Guide Summary and Photographs
For the first time in over a month, we were able to spot the Marine Big 5 our waters, which was a really welcome surprise.
This was due to the return of the elusive Indian Ocean Humpback Dolphin, who have been a little scarce on our side of the world lately. We always feel really fortunate when we do get to see them, since these coastal dwelling cetaceans are the most vulnerable of our marine mammals, with less than 500 left. We were able to pinpoint these dolphins on all 3 trips as they cruised the shallows, riding the waves and probably searching for a mullet or two.
The second trip of the day also got lucky when they were able to one of our iconic Great White Sharks at Slashfin. Scarlett is a 4.2m female who has been frequenting the bay recently after a long absence, and we’re all really chuffed that she has decided to pay us all a visit. These majestic fish each have their own migration and we generally find that the larger the animal gets, the less we get to see them.

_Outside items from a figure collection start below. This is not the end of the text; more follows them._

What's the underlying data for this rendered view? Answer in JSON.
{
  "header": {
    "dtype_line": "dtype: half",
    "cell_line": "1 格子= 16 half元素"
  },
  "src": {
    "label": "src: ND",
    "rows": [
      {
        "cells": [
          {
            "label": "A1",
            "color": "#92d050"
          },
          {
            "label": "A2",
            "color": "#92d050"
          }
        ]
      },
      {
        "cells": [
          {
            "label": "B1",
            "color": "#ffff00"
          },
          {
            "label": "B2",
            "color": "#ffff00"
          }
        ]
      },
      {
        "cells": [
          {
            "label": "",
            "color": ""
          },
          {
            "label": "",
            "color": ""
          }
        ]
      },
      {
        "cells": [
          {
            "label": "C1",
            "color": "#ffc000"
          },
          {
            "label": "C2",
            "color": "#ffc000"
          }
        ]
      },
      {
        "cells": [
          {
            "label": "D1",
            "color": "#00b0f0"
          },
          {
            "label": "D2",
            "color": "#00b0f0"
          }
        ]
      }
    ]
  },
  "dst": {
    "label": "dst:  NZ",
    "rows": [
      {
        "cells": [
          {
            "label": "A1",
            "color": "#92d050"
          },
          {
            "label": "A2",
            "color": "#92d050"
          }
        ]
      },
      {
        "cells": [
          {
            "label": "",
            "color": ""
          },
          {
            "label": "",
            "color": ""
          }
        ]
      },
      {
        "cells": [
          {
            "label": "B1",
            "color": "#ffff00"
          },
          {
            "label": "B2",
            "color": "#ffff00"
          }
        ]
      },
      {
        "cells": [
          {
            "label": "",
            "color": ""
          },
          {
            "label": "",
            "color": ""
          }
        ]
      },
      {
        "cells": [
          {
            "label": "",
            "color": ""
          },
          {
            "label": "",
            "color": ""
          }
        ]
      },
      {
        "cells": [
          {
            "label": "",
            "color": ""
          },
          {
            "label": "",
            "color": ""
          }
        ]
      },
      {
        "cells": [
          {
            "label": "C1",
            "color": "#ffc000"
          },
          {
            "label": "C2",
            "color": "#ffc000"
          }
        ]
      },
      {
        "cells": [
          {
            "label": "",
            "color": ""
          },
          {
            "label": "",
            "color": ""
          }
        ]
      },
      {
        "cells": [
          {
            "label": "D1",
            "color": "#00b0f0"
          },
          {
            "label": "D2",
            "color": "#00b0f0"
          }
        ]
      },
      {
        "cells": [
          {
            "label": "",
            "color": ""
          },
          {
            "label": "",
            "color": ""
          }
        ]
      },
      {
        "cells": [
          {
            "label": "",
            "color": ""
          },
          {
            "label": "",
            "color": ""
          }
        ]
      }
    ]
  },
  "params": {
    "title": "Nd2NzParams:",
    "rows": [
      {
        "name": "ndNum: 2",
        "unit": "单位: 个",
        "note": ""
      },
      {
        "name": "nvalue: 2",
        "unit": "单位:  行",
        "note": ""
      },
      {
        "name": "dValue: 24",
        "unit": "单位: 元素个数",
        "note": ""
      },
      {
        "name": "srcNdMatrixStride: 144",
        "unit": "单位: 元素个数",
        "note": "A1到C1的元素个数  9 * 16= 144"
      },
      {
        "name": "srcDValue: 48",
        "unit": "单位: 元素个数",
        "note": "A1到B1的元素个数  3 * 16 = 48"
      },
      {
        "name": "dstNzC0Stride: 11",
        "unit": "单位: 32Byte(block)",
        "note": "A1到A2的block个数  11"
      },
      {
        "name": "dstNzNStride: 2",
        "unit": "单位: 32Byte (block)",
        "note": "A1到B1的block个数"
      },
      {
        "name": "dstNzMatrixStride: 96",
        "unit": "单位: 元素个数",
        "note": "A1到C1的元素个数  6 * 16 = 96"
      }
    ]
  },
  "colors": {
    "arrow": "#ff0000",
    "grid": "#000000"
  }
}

In terms of other interesting sights, one group of clients caught a glimpse of a ravenous Cape Fur Seal who was tearing away at his calamari at around noon. Our seals cannot use their flippers to grasp, so this usually creates a spectacular show where the seal violently shakes its prey, breaking off bite size chunks until the meal is over. We also got to see a Sunfish on our last trip of the day, which made a lot of sense due to the abundance of Box Jellyfish that we had seen throughout our trips. We also had a large raft of African Penguins returning home to Dyer Island, which is always a special sight!
Now, down to the whale action, Pearly beach seems to be where it’s all happening with whales coming in from all directions. It is always interesting to see how these mating groups wax and wane, with animals moving in and out as the sightings progress.
On the first trip, we were lucky to have 2 Southern Rights approach us immediately as we hit the shallow waters of Pearly Beach and this was really a treat. The whales lay next the boat for some time, really giving one a sense of just how massive these creatures are. One of the individuals placed his tail fluke horizontally next to the boat, almost to prove that the fluke can be up to 5m long from tip to tip, it was simply massive.
Other whale highlights include an individual with a white spot on its back which was quite an interesting and unusual sight. We also got to see quite a bit of belly action as the whales frolicked just behind the breakers.